How the dinosaur died isn’t known. The nodosaur was a land-dwelling creature; an armor-plated plant-eater. Somehow its corpse would end up at the bottom of what was an ancient sea, where minerals were able to keep the body largely intact and eventually turned it into a fossil (similar to the amazing finds that have taken place in Texas, for the same reasons.) It was originally unearthed in 2011 when a shovel operator in a mine found a block that had a funny pattern to it and contacted a geologist. Scientists quickly recognized it as one of the most well-preserved specimens of its kind, and have been working to study and continue its preservation since.
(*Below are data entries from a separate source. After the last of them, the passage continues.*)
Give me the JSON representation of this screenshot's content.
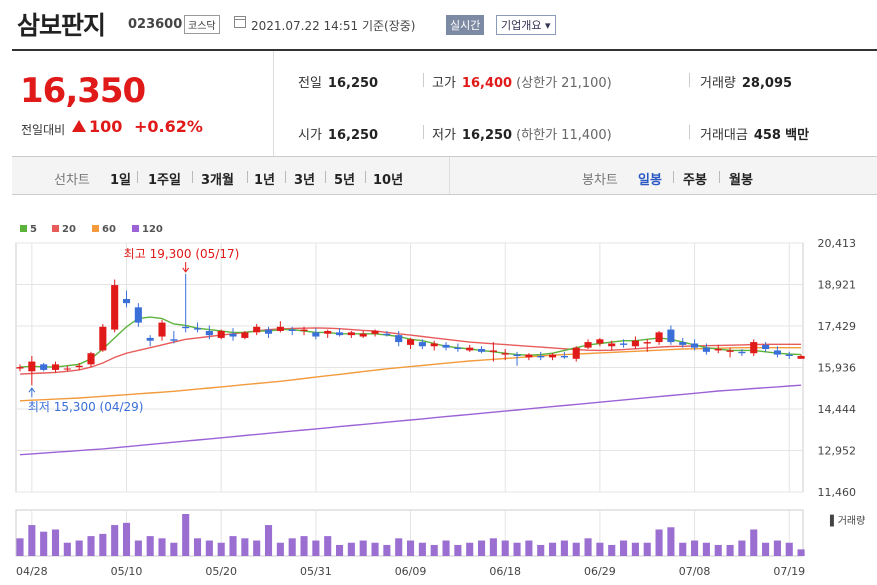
{
  "header": {
    "name": "삼보판지",
    "code": "023600",
    "market": "코스닥",
    "datetime": "2021.07.22 14:51",
    "basis": "기준(장중)",
    "realtime": "실시간",
    "company_info": "기업개요"
  },
  "quote": {
    "price": "16,350",
    "change_label": "전일대비",
    "change": "100",
    "change_pct": "+0.62%",
    "prev_label": "전일",
    "prev": "16,250",
    "open_label": "시가",
    "open": "16,250",
    "high_label": "고가",
    "high": "16,400",
    "upper_limit": "(상한가 21,100)",
    "low_label": "저가",
    "low": "16,250",
    "lower_limit": "(하한가 11,400)",
    "volume_label": "거래량",
    "volume": "28,095",
    "amount_label": "거래대금",
    "amount": "458",
    "amount_unit": "백만"
  },
  "toolbar": {
    "line_label": "선차트",
    "line_periods": [
      "1일",
      "1주일",
      "3개월",
      "1년",
      "3년",
      "5년",
      "10년"
    ],
    "candle_label": "봉차트",
    "candle_periods": [
      "일봉",
      "주봉",
      "월봉"
    ],
    "selected_candle": "일봉"
  },
  "colors": {
    "up": "#e01919",
    "down": "#3a6fd8",
    "ma5": "#5bb33c",
    "ma20": "#e85b5b",
    "ma60": "#f39a3c",
    "ma120": "#9b63d6",
    "volume": "#9b6fd1"
  },
  "chart_data": {
    "type": "candlestick",
    "legend": [
      "5",
      "20",
      "60",
      "120"
    ],
    "ylim": [
      11460,
      20413
    ],
    "yticks": [
      "20,413",
      "18,921",
      "17,429",
      "15,936",
      "14,444",
      "12,952",
      "11,460"
    ],
    "xticks": [
      "04/28",
      "05/10",
      "05/20",
      "05/31",
      "06/09",
      "06/18",
      "06/29",
      "07/08",
      "07/19"
    ],
    "xtick_index": [
      1,
      9,
      17,
      25,
      33,
      41,
      49,
      57,
      65
    ],
    "high_note": "최고 19,300 (05/17)",
    "low_note": "최저 15,300 (04/29)",
    "volume_label": "거래량",
    "candles": [
      [
        15900,
        16050,
        15800,
        15950
      ],
      [
        15800,
        16350,
        15300,
        16150
      ],
      [
        16050,
        16100,
        15800,
        15850
      ],
      [
        15850,
        16150,
        15750,
        16050
      ],
      [
        15900,
        16000,
        15800,
        15900
      ],
      [
        15950,
        16100,
        15850,
        16000
      ],
      [
        16050,
        16500,
        15950,
        16450
      ],
      [
        16550,
        17500,
        16500,
        17400
      ],
      [
        17300,
        19100,
        17200,
        18900
      ],
      [
        18400,
        18700,
        18100,
        18250
      ],
      [
        18100,
        18250,
        17400,
        17550
      ],
      [
        17000,
        17100,
        16700,
        16900
      ],
      [
        17050,
        17650,
        16900,
        17550
      ],
      [
        16950,
        17250,
        16800,
        16900
      ],
      [
        17400,
        19300,
        17200,
        17350
      ],
      [
        17350,
        17550,
        17200,
        17300
      ],
      [
        17250,
        17450,
        16950,
        17100
      ],
      [
        17000,
        17300,
        16950,
        17250
      ],
      [
        17150,
        17350,
        16900,
        17050
      ],
      [
        17000,
        17250,
        16950,
        17200
      ],
      [
        17200,
        17500,
        17100,
        17400
      ],
      [
        17300,
        17400,
        17000,
        17150
      ],
      [
        17250,
        17600,
        17200,
        17400
      ],
      [
        17300,
        17400,
        17100,
        17250
      ],
      [
        17250,
        17400,
        17100,
        17300
      ],
      [
        17200,
        17350,
        16950,
        17050
      ],
      [
        17150,
        17300,
        17000,
        17250
      ],
      [
        17200,
        17350,
        17050,
        17100
      ],
      [
        17100,
        17250,
        17000,
        17200
      ],
      [
        17050,
        17250,
        17000,
        17150
      ],
      [
        17150,
        17300,
        17050,
        17250
      ],
      [
        17150,
        17250,
        17050,
        17100
      ],
      [
        17100,
        17250,
        16700,
        16850
      ],
      [
        16750,
        17000,
        16600,
        16950
      ],
      [
        16850,
        16950,
        16600,
        16700
      ],
      [
        16700,
        16900,
        16550,
        16800
      ],
      [
        16750,
        16850,
        16550,
        16650
      ],
      [
        16650,
        16800,
        16500,
        16600
      ],
      [
        16550,
        16750,
        16500,
        16650
      ],
      [
        16600,
        16700,
        16450,
        16500
      ],
      [
        16500,
        16850,
        16150,
        16550
      ],
      [
        16400,
        16600,
        16200,
        16450
      ],
      [
        16400,
        16500,
        16000,
        16350
      ],
      [
        16300,
        16450,
        16200,
        16400
      ],
      [
        16350,
        16500,
        16200,
        16300
      ],
      [
        16300,
        16450,
        16200,
        16400
      ],
      [
        16350,
        16500,
        16250,
        16300
      ],
      [
        16250,
        16700,
        16150,
        16650
      ],
      [
        16650,
        16950,
        16600,
        16850
      ],
      [
        16800,
        17000,
        16700,
        16950
      ],
      [
        16700,
        16900,
        16550,
        16800
      ],
      [
        16800,
        16950,
        16650,
        16750
      ],
      [
        16700,
        17050,
        16600,
        16900
      ],
      [
        16800,
        16950,
        16500,
        16850
      ],
      [
        16850,
        17250,
        16750,
        17200
      ],
      [
        17300,
        17450,
        16750,
        16850
      ],
      [
        16850,
        17000,
        16650,
        16750
      ],
      [
        16800,
        16950,
        16550,
        16650
      ],
      [
        16650,
        16800,
        16400,
        16500
      ],
      [
        16550,
        16750,
        16450,
        16600
      ],
      [
        16500,
        16650,
        16300,
        16550
      ],
      [
        16500,
        16600,
        16350,
        16450
      ],
      [
        16450,
        16950,
        16350,
        16850
      ],
      [
        16750,
        16850,
        16500,
        16600
      ],
      [
        16550,
        16700,
        16300,
        16400
      ],
      [
        16400,
        16500,
        16250,
        16350
      ],
      [
        16250,
        16400,
        16250,
        16350
      ]
    ],
    "ma5": [
      15950,
      15980,
      15960,
      15950,
      16000,
      16050,
      16250,
      16600,
      17000,
      17400,
      17700,
      17750,
      17700,
      17500,
      17450,
      17350,
      17300,
      17250,
      17200,
      17200,
      17250,
      17250,
      17300,
      17300,
      17250,
      17200,
      17200,
      17150,
      17150,
      17150,
      17150,
      17100,
      17050,
      16950,
      16900,
      16800,
      16700,
      16650,
      16600,
      16550,
      16500,
      16450,
      16400,
      16380,
      16400,
      16450,
      16550,
      16650,
      16750,
      16800,
      16850,
      16900,
      16900,
      16950,
      17000,
      16950,
      16850,
      16750,
      16650,
      16600,
      16550,
      16550,
      16550,
      16500,
      16450,
      16420,
      16400
    ],
    "ma20": [
      15700,
      15720,
      15740,
      15760,
      15800,
      15850,
      15950,
      16100,
      16300,
      16450,
      16550,
      16650,
      16750,
      16850,
      16950,
      17000,
      17050,
      17100,
      17150,
      17200,
      17250,
      17300,
      17320,
      17340,
      17350,
      17360,
      17350,
      17330,
      17300,
      17270,
      17250,
      17200,
      17150,
      17100,
      17050,
      17000,
      16950,
      16900,
      16850,
      16820,
      16790,
      16760,
      16730,
      16700,
      16670,
      16640,
      16610,
      16580,
      16560,
      16550,
      16560,
      16580,
      16610,
      16640,
      16670,
      16690,
      16700,
      16710,
      16720,
      16730,
      16740,
      16750,
      16760,
      16770,
      16770,
      16770,
      16770
    ],
    "ma60": [
      14740,
      14760,
      14780,
      14800,
      14820,
      14840,
      14870,
      14900,
      14930,
      14960,
      14990,
      15020,
      15050,
      15080,
      15120,
      15160,
      15200,
      15240,
      15280,
      15320,
      15360,
      15400,
      15440,
      15490,
      15540,
      15590,
      15640,
      15690,
      15740,
      15790,
      15840,
      15890,
      15930,
      15970,
      16010,
      16050,
      16090,
      16130,
      16170,
      16200,
      16230,
      16260,
      16290,
      16320,
      16350,
      16380,
      16400,
      16420,
      16440,
      16460,
      16480,
      16500,
      16520,
      16540,
      16560,
      16580,
      16600,
      16610,
      16620,
      16630,
      16640,
      16650,
      16650,
      16650,
      16650,
      16650,
      16650
    ],
    "ma120": [
      12800,
      12830,
      12860,
      12890,
      12920,
      12950,
      12980,
      13010,
      13050,
      13090,
      13130,
      13170,
      13210,
      13250,
      13290,
      13330,
      13370,
      13410,
      13450,
      13490,
      13530,
      13570,
      13610,
      13650,
      13690,
      13730,
      13770,
      13810,
      13850,
      13890,
      13930,
      13970,
      14010,
      14050,
      14090,
      14130,
      14170,
      14210,
      14250,
      14290,
      14330,
      14370,
      14410,
      14450,
      14490,
      14530,
      14570,
      14610,
      14650,
      14690,
      14730,
      14770,
      14810,
      14850,
      14890,
      14930,
      14970,
      15010,
      15050,
      15090,
      15120,
      15150,
      15180,
      15210,
      15240,
      15270,
      15300
    ],
    "volumes": [
      40,
      70,
      55,
      60,
      30,
      35,
      45,
      50,
      70,
      75,
      35,
      45,
      40,
      30,
      95,
      40,
      35,
      30,
      45,
      40,
      35,
      70,
      30,
      40,
      45,
      35,
      45,
      25,
      30,
      35,
      30,
      25,
      40,
      35,
      30,
      25,
      35,
      25,
      30,
      35,
      40,
      35,
      30,
      35,
      25,
      30,
      35,
      30,
      40,
      30,
      25,
      35,
      30,
      30,
      60,
      65,
      30,
      35,
      30,
      25,
      25,
      35,
      60,
      30,
      35,
      30,
      15
    ]
  }
}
110-Million-Year-Old ‘Dinosaur Mummy’ Emerges from Oil Sands

Photo: Facebook/Royal Tyrrell Museum

In an interview with the New York Times from May of this year, Don Brinkman, director of preservation and research at the Royal Tyrrell Museum located in Drumheller, Alberta, noted, “It’s basically a dinosaur mummy — it really is exceptional.” Coming from the Millennium Mine in northern Alberta, the area it was located in had, at one time, been a giant seabed. The area has been rich with fossils as far back as there have been records of such things.
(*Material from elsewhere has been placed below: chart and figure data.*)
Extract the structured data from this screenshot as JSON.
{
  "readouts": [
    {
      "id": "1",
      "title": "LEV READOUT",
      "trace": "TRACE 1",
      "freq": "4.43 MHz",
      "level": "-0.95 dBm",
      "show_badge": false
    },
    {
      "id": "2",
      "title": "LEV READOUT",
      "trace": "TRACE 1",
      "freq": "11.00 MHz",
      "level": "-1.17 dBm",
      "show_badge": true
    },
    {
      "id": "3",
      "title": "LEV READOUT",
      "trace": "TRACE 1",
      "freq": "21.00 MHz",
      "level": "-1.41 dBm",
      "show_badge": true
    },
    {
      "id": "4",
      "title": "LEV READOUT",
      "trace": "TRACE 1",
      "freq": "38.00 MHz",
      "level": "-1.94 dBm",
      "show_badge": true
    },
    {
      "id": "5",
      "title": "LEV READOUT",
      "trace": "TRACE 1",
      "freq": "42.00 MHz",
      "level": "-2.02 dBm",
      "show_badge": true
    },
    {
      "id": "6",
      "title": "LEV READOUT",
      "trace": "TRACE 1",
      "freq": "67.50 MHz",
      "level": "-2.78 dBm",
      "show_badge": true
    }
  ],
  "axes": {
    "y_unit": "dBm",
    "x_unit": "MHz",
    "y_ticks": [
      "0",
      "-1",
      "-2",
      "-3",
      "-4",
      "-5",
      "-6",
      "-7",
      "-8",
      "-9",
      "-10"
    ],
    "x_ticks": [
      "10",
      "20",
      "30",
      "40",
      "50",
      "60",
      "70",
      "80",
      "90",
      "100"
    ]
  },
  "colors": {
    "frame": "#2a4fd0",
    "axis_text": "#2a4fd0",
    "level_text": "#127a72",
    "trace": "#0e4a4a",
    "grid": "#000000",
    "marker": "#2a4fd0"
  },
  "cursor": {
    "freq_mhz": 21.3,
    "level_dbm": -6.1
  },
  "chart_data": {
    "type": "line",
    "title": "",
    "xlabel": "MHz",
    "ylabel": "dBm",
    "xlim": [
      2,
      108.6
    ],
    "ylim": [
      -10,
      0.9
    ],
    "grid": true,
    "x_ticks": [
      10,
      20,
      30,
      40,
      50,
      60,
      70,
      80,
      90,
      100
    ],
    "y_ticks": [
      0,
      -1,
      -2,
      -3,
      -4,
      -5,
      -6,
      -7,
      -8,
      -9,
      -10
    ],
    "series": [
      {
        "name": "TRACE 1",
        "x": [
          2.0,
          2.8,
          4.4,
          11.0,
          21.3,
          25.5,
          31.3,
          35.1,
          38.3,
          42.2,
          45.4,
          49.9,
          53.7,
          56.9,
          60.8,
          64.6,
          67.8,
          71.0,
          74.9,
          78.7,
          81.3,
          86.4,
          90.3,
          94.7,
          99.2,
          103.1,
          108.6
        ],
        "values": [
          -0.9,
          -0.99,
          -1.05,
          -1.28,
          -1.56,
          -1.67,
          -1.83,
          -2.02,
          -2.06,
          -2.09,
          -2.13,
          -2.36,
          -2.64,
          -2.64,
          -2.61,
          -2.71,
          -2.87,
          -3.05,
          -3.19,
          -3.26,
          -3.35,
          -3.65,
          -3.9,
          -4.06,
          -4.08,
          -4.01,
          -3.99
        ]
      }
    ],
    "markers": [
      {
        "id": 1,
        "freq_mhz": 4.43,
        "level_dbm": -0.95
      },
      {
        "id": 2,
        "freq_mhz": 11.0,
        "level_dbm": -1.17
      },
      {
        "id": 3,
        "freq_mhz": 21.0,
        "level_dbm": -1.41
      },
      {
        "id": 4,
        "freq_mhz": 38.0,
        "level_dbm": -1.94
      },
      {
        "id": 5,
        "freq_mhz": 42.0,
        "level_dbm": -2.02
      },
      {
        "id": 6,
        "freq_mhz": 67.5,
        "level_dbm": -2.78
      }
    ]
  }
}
110-Million-Year-Old ‘Dinosaur Mummy’ Emerges from Oil Sands

Photo: Facebook/Nodosaur

Photographed for the June 2017 issue of National Geographic, the dinosaur “mummy” went on display in Drumheller in May. Within the province of Alberta, any fossil that is discovered is deemed the property of the government, and not of the landowner on whose property it was found. Many are found due to erosion, however, mining is a large industry in that part of Canada, and has proven to be a godsend for paleontologists. They work as best they can with the industry in order that future finds aren’t neglected as a result of bad partnerships. A boon for his industry, Brinkman identified, “These are specimens that would never be recovered otherwise. We get two or three significant specimens each year.”